3. Audience: Villa Heights Christian Church, AM crowd, June 18, 2006, Father’s Day, 5th in the series “The Kings and I”

4. Objectives:

-for the people to understand the importance of having and being a good friend, and for this to especially be understood by fathers; to be able to recognize the relationships in their life are good and to contrast these with those that are harmful

-for the people to feel concerned that they surround themselves by godly influences; to care about being a godly influence on the people in their circle of friends; to feel that the role of fathers is vital, and to feel the necessity of supporting and encouraging fathers to be their best

-for the people to do a “Friendventory” and assess if the relationships in their life are building their faith or harming it; to reaffirm to some dads that they are appreciated and needed as leaders and guides in our lives

5. When I finish my sermon I want my audience to be convinced that our friendships are very vital, and that our lives are being influenced by and are influencing those around us

6. Type: biographical

7. Dominant Thought: Strong friendships carry the potential to be a great influence for good in our lives

8. Outline:

Intro: It’s Father’s Day, and in addition to talking to and about fathers this morning, I want to talk to everyone about the importance of right friendships in our life. Fatherhood is far more than friendship, but it includes friendship, and I’m finding that many of the qualities that apply to good friendship apply to fatherhood as well.

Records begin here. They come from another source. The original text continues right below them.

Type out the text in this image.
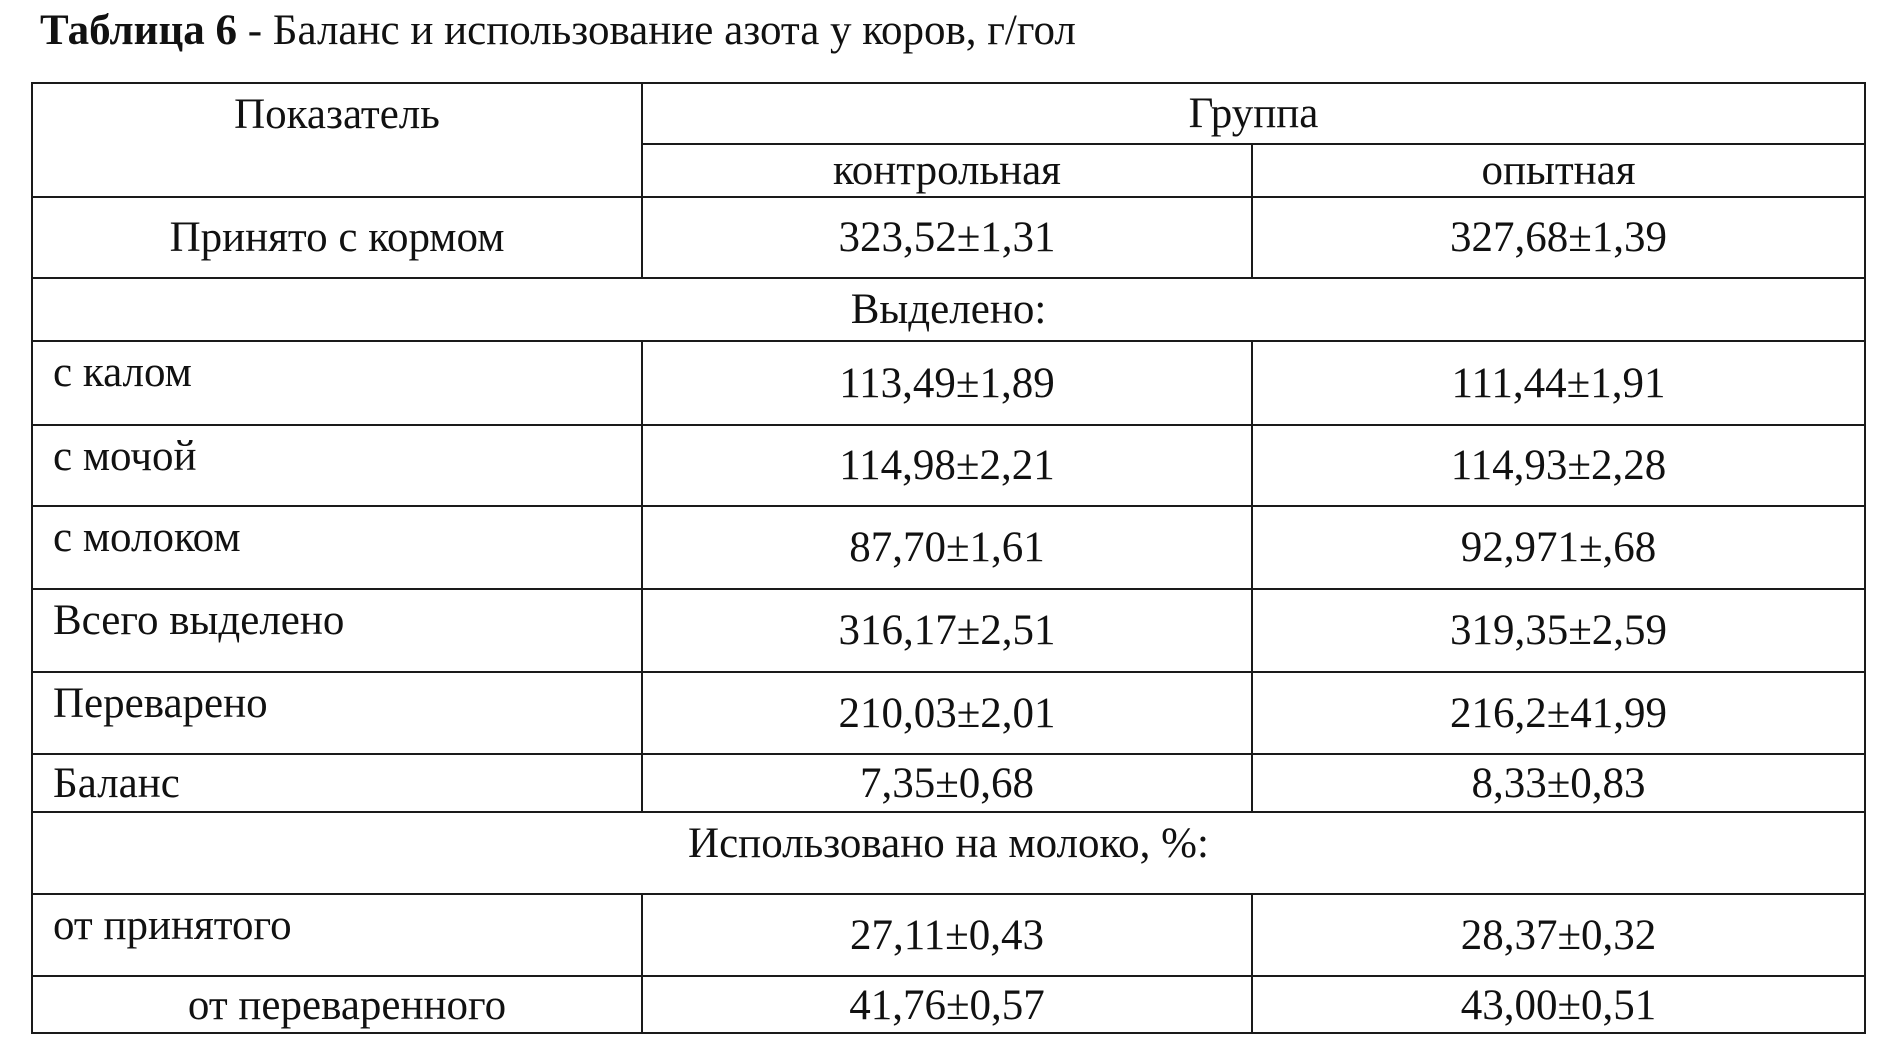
Таблица 6 - Баланс и использование азота у коров, г/гол
Показатель	Группа	
	контрольная	опытная
Принято с кормом	323,52±1,31	327,68±1,39
Выделено:		
с калом	113,49±1,89	111,44±1,91
с мочой	114,98±2,21	114,93±2,28
с молоком	87,70±1,61	92,971±,68
Всего выделено	316,17±2,51	319,35±2,59
Переварено	210,03±2,01	216,2±41,99
Баланс	7,35±0,68	8,33±0,83
Использовано на молоко, %:		
от принятого	27,11±0,43	28,37±0,32
от переваренного	41,76±0,57	43,00±0,51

The fact is, everyone could use a good friend. People who try to deny this are making a choice that makes them less than they could be. You could use a good friend. It’s the whole reason that there are things called “support groups.” You know, you get together with people who share some struggle you have, and you encourage each other and help each other through it. It’s the reason there are groups like Alcoholics Anonymous and Gamblers Anonymous. Having a friend helps. In the movie, “Finding Nemo,” it’s the reason there’s a support group for sharks who are trying to change their image of being mindless eating machines and to stop eating fish. (clip from Finding Nemo – 20:15-22:30)

You could use a good friend.

You’ve heard the old story, maybe even seen it in some movie. The kingdom is ruled by oppression. The king who’s on the throne shouldn’t be. He got there by some kind of coup, and had all the rightful heirs of the throne destroyed – all but one, who escaped. The tyrant king would love to get his hands on him to kill him. Somewhere, within the kingdom, a group of loyal subjects maintains a covert resistance. At the risk of being caught and killed, they’re hiding an infant, the rightful heir to the throne. They’re loyal to him, not because of his leadership, but because that baby represents the restoration of things as they ought to be in the kingdom. When the moment is right, they’ll declare him king and launch their move.

It makes a great story, doesn’t it? Great material, only, it’s not just a fairy tale. It’s really what happened in Judah right before King Joash. Athaliah, the former king’s mother, took over when her son died, and at the same time had all of the royal heirs of the family line of David killed.

2 Chronicles 22:11

But Jehosheba, the daughter of King Jehoram, took Joash son of Ahaziah and stole him away from among the royal princes who were about to be murdered and put him and his nurse in a bedroom.

For the next 6 years, while the wicked Athaliah ruled Judah, Jehosheba and her husband kept their baby nephew, the rightful heir to the throne, hidden away in the temple. They lived there, in the temple, because Jehoiada was high priest. It’s no wonder that the boy would grow up with a real deep concern about the temple. Then, when Jehoiada had everything ready and in place, he had Joash declared king, and Athaliah put to death.

2 Chronicles 24:1-2

Joash was seven years old when he became king, and he reigned in Jerusalem forty years…Joash did what was right in the eyes of the LORD all the years of Jehoiada the priest.

Take special note of that last line, because it’s the key to applying this story to our lives. Joash was a good king, as long as he had the influence of Jehoiada in his life. Right after Jehoiada died, it all changed. Jehoiada had been his good friend, and even like a father to him.